TRIBUNMANADO.CO.ID - Wilayah utara Kabupaten Tabalong, Kalimantan Selatan, yang mayoritas berupa dataran tinggi ternyata benar-benar banyak menyimpan potensi wisata alam.
Selain wisata air terjun, goa dan riam yang menjadi andalan, sejak satu tahun terakhir satu lagi potensi wisata alam yang ditemukan.
Wisata alam yang kini menjadi destinasi baru di wilayah utara Tabalong ini berupa puncak Gunung Karamo di Desa Taratau, kecamatan Jaro.
Dari puncak Gunung Karamo ini tersaji pemandangan alam berupa deretan pegunungan lain, yakni pengunungan Meratus dan juga Gunung Batu Kumpai.
Selain itu juga dapat dinikmati bagaimana keindahan sebagian wilayah Kecamatan Jaro, Muara Uya dan Haruai, bila dilihat dari ketinggian.
Untuk menambah daya tarik, di puncak gunung yang awalnya hanya difungsikan warga sekitar untuk berkebun ini juga dibangun beberapa fasilitas.
Diantaranya beberapa spot foto di ketinggian dengan latar belakang pegunungan, hutan dan perkampungan.
Tempat duduk yang diseting alami juga ada terlihat di siapkan di dua area yang memang dipilih karena menawarkan pemandangan alam yang eksotis.
Bagi pengunjung yang ingin mendatangi Gunung Karamo juga tidak begitu sulit karena akses jalan yang mudah dan semuanya berupa jalanan beraspal.
Jarak dari Kota Tanjung sendiri sekitar 60 kilometer atau bisa ditempuh dengan perjalanan menggunakan mobil sekitar 1 jam.
Begitu sampai di depan pintu masuk Gunung Karamu, pengunjung juga dimudahkan dengan jalanan terbuat dari semen untuk menuju ke puncaknya.

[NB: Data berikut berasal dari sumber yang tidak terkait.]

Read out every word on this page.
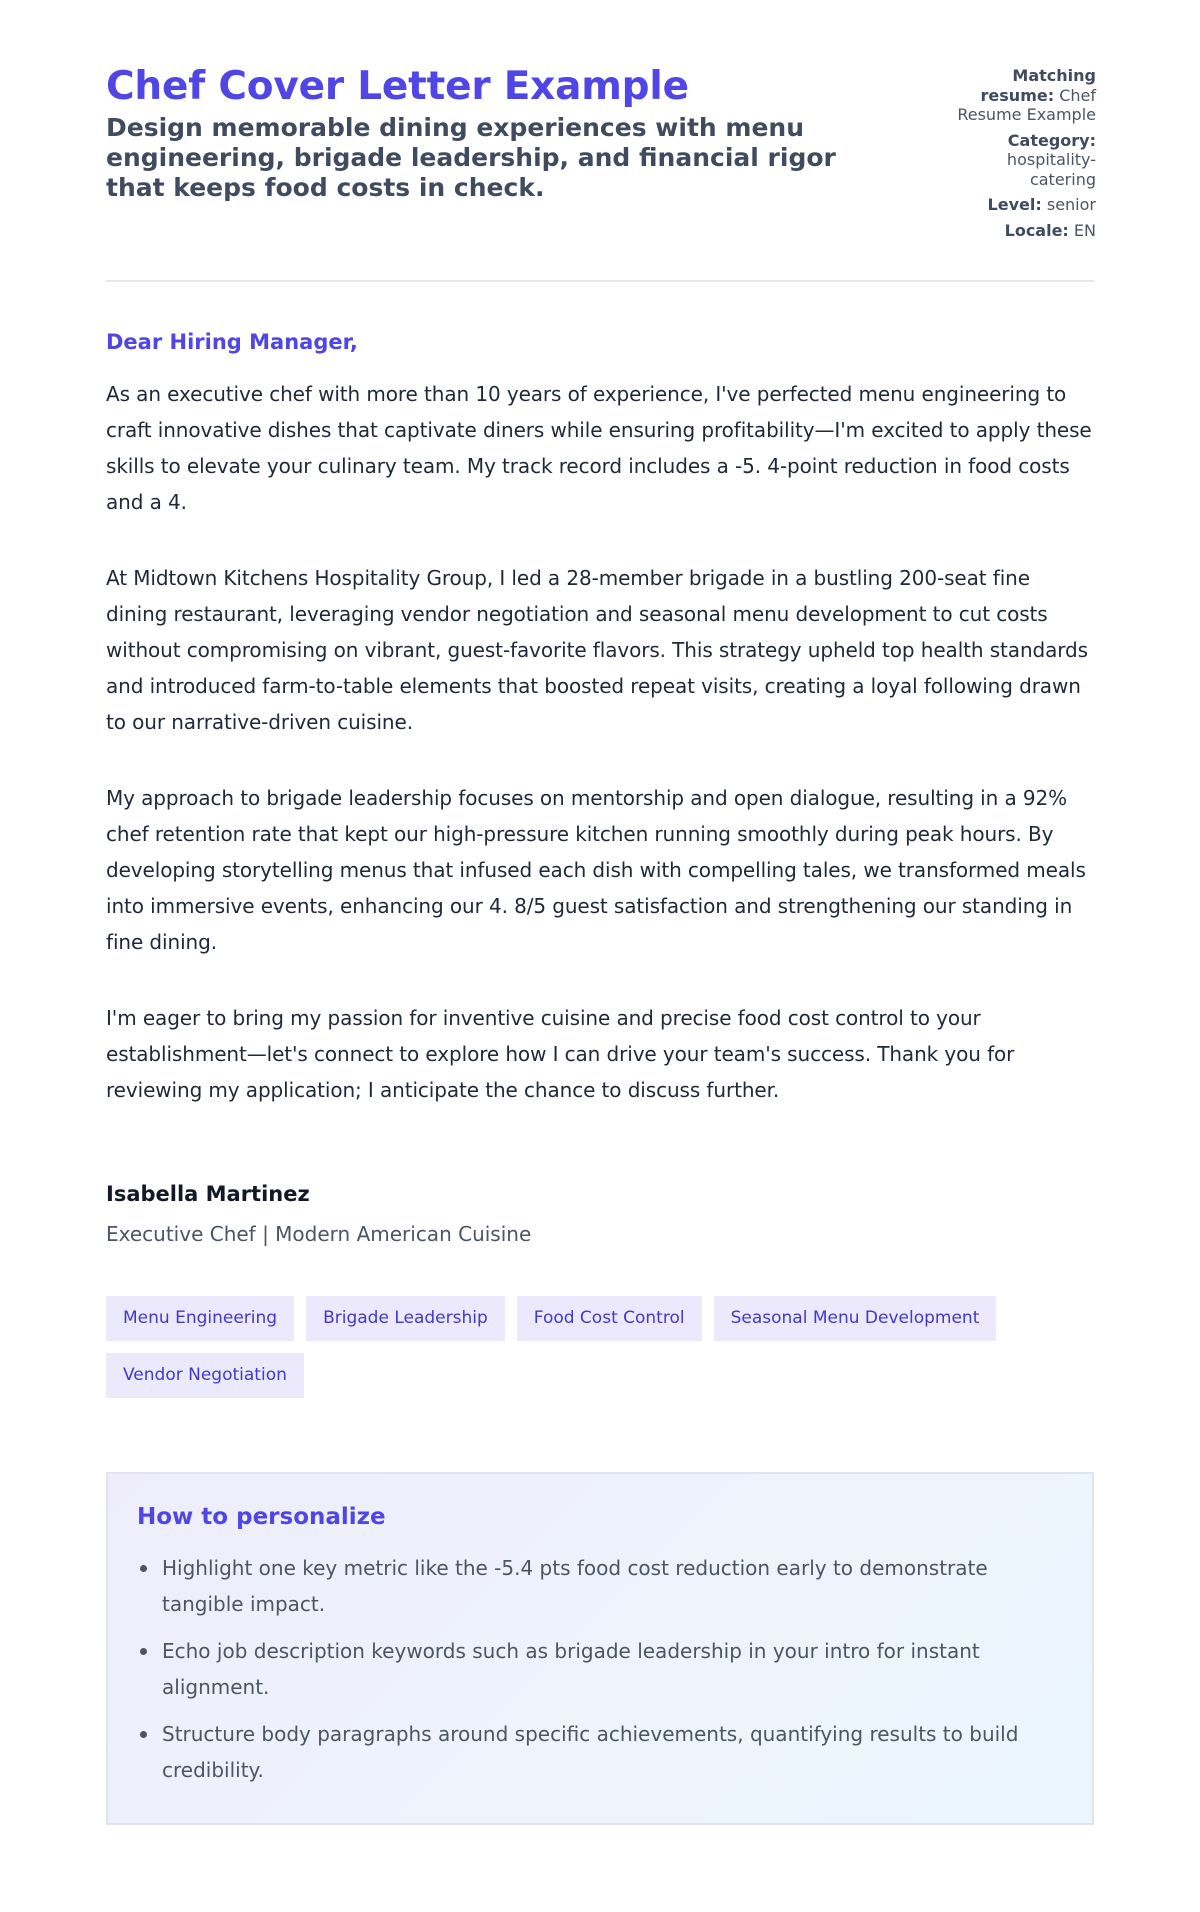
Chef Cover Letter Example
Design memorable dining experiences with menu engineering, brigade leadership, and financial rigor that keeps food costs in check.
Matching resume: Chef Resume Example
Category: hospitality-catering
Level: senior
Locale: EN

Dear Hiring Manager,

As an executive chef with more than 10 years of experience, I've perfected menu engineering to craft innovative dishes that captivate diners while ensuring profitability—I'm excited to apply these skills to elevate your culinary team. My track record includes a -5. 4-point reduction in food costs and a 4.

At Midtown Kitchens Hospitality Group, I led a 28-member brigade in a bustling 200-seat fine dining restaurant, leveraging vendor negotiation and seasonal menu development to cut costs without compromising on vibrant, guest-favorite flavors. This strategy upheld top health standards and introduced farm-to-table elements that boosted repeat visits, creating a loyal following drawn to our narrative-driven cuisine.

My approach to brigade leadership focuses on mentorship and open dialogue, resulting in a 92% chef retention rate that kept our high-pressure kitchen running smoothly during peak hours. By developing storytelling menus that infused each dish with compelling tales, we transformed meals into immersive events, enhancing our 4. 8/5 guest satisfaction and strengthening our standing in fine dining.

I'm eager to bring my passion for inventive cuisine and precise food cost control to your establishment—let's connect to explore how I can drive your team's success. Thank you for reviewing my application; I anticipate the chance to discuss further.

Isabella Martinez

Executive Chef | Modern American Cuisine

Menu Engineering	Brigade Leadership	Food Cost Control	Seasonal Menu Development
Vendor Negotiation
How to personalize
Highlight one key metric like the -5.4 pts food cost reduction early to demonstrate tangible impact.
Echo job description keywords such as brigade leadership in your intro for instant alignment.
Structure body paragraphs around specific achievements, quantifying results to build credibility.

Perjalanan ke puncak dijamin tak membosankan karena disepanjang jalur yang mencapai sekitar 600 meter bisa dilihat tanaman kebun seperti karet, cempedak dan lainnya.
"Kalau tidak kuat jalan kaki, kami juga menyediakan jasa ojek pakai sepeda motor, bisa melayani untuk naik saja atau sekaligus naik dan turun, biayanya Rp. 5 ribu naik dan Rp.5 ribu untuk turun," kata salah seorang pengelola, Jainudin.

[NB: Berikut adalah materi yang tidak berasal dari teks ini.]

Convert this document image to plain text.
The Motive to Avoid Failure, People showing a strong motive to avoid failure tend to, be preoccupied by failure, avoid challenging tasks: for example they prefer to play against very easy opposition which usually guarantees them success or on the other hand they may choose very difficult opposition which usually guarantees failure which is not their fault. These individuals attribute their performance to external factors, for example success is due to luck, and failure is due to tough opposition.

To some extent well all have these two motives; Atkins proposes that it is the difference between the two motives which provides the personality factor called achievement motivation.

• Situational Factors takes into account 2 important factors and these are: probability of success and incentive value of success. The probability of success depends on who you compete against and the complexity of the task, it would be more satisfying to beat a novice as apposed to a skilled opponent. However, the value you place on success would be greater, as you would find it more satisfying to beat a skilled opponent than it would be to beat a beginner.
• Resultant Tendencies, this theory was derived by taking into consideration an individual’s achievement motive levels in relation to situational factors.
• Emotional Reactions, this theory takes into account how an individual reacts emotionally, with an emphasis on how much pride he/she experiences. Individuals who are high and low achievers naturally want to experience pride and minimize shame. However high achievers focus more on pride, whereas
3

Diceritakannya, awal mula lokasi ini menjadi tempat wisata bermula dari temannya yang datang dan kemudian menyampaikan bila puncak Gunung Karamu bisa menjadi destinasi wisata yang menarik.
Dari situlah kemudian dikelola dan sejak secara resmi mulai dibangun pada 10 Juni 2017, pengunjung terus berdatangan untuk menikmati puncak Gunung Karamo.